UC San Francisco researchers have safely transplanted a woman’s stem cells into her growing fetus, leading to the live birth of an infant with a normally fatal fetal condition. The infant, who had been critically ill during the second-trimester of pregnancy due to alpha thalassemia, is the first patient enrolled in the world’s first clinical trial using blood stem cells transplanted prior to birth.
The infant was born at UCSF Medical Center at Mission Bay in February, four months after undergoing the transplant to treat the blood disorder, which is caused by a gene carried by nearly 5 percent of the world’s population.
While the ultimate goal will be to assess whether the mother’s stem cells integrate, or engraft, in the fetus’ bone marrow and generate healthy blood cells throughout the child’s life, this phase 1 trial aimed to determine first whether the procedure – which includes infusing the mother’s stem cells along with several blood transfusions – would be safe.

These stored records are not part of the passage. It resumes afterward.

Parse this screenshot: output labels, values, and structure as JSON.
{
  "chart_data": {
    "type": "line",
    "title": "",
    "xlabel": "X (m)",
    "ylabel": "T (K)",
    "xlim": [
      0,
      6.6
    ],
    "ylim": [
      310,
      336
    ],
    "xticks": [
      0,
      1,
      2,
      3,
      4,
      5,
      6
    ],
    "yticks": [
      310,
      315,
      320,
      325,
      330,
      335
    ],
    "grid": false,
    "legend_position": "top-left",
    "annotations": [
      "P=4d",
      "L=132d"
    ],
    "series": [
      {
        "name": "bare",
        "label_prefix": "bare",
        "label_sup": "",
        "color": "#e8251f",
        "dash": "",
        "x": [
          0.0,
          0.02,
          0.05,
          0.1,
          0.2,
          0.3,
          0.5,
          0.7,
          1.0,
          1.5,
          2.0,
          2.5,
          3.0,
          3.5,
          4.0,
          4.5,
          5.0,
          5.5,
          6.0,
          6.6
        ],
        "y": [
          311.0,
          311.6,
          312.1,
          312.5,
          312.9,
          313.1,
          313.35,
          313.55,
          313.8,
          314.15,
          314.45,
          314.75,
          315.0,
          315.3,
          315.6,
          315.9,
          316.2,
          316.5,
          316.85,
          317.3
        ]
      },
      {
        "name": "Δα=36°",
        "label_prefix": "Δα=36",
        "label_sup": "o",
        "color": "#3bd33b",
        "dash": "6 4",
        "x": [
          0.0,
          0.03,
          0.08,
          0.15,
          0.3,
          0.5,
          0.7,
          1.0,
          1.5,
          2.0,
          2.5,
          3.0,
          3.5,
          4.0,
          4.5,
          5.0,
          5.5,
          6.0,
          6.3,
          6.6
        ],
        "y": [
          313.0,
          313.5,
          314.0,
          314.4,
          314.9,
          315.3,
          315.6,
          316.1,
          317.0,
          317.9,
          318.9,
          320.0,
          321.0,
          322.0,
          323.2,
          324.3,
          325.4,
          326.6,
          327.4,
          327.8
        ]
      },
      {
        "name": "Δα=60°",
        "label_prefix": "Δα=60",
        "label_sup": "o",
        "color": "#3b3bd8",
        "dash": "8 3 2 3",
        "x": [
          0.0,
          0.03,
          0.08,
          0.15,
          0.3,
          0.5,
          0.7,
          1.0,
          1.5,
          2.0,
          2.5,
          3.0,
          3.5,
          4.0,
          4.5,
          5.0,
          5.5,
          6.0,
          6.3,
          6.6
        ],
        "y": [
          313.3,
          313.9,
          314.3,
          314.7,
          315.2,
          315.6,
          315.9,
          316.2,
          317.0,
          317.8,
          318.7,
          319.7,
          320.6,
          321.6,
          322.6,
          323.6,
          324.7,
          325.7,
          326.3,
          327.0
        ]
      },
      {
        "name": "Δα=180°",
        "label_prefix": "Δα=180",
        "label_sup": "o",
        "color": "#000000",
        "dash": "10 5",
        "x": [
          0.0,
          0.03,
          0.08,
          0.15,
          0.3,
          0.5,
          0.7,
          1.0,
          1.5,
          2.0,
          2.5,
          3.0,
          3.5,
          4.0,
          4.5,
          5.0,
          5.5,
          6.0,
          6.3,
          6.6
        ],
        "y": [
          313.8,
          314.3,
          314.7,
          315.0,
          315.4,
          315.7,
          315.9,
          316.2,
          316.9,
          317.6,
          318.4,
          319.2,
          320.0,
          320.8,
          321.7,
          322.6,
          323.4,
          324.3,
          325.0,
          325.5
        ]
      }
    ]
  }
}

“We are encouraged by how well she and her mother have tolerated this complex treatment,” said Tippi MacKenzie, MD, a pediatric and fetal surgeon at UCSF Benioff Children’s Hospital San Francisco, who performed the pioneering transplant after a decade of research. Normally, women whose fetuses are diagnosed with alpha thalassemia are given a grim prognosis and often terminate the pregnancy due to the low likelihood of a successful birth.
“Her birth suggests that fetal therapy, including fetal transfusions, is a viable option to offer to families with this diagnosis,” MacKenzie said.
During the pregnancy, MacKenzie’s team at the UCSF Fetal Treatment Center treated the fetus with regular in utero blood transfusions, after a medical center near the family’s hometown detected life-threatening swelling, or hydrops, during an ultrasound. The swelling, which included an enlarged heart, was the result of the body’s response to severe anemia and lack of oxygen, which is the hallmark of alpha thalassemia major, the most dangerous variant of the disease.
“Intrauterine blood transfusions were needed to treat the hydrops before the stem cell transplant could be performed,” said Juan Gonzalez Velez, MD, PhD, an obstetrician/gynecologist at the UCSF Division of Maternal-Fetal Medicine, who performed the transfusions. “During the last 30 years, this has been the treatment of choice for patients developing severe fetal anemia and we think that fetuses with alpha thalassemia can also benefit from these transfusions.”
The fetus’ poor prognosis improved slowly with each transfusion during the pregnancy, Gonzalez Velez said. The stem cell transplant took place during one of those transfusions.
The clinical trial, which was funded by a grant from the California Institute for Regenerative Medicine, brings together the unique expertise of both UCSF Benioff Children’s Hospitals. The UCSF Fetal Treatment Center, in San Francisco, is the birthplace of fetal surgery and continues to offer life-saving interventions for fetuses with multiple birth defects. UCSF Benioff Children’s Hospital Oakland established its thalassemia program in 1991 to provide multidisciplinary care to the growing number of thalassemia patients. It is an international leader in stem cell and gene therapy for beta thalassemia.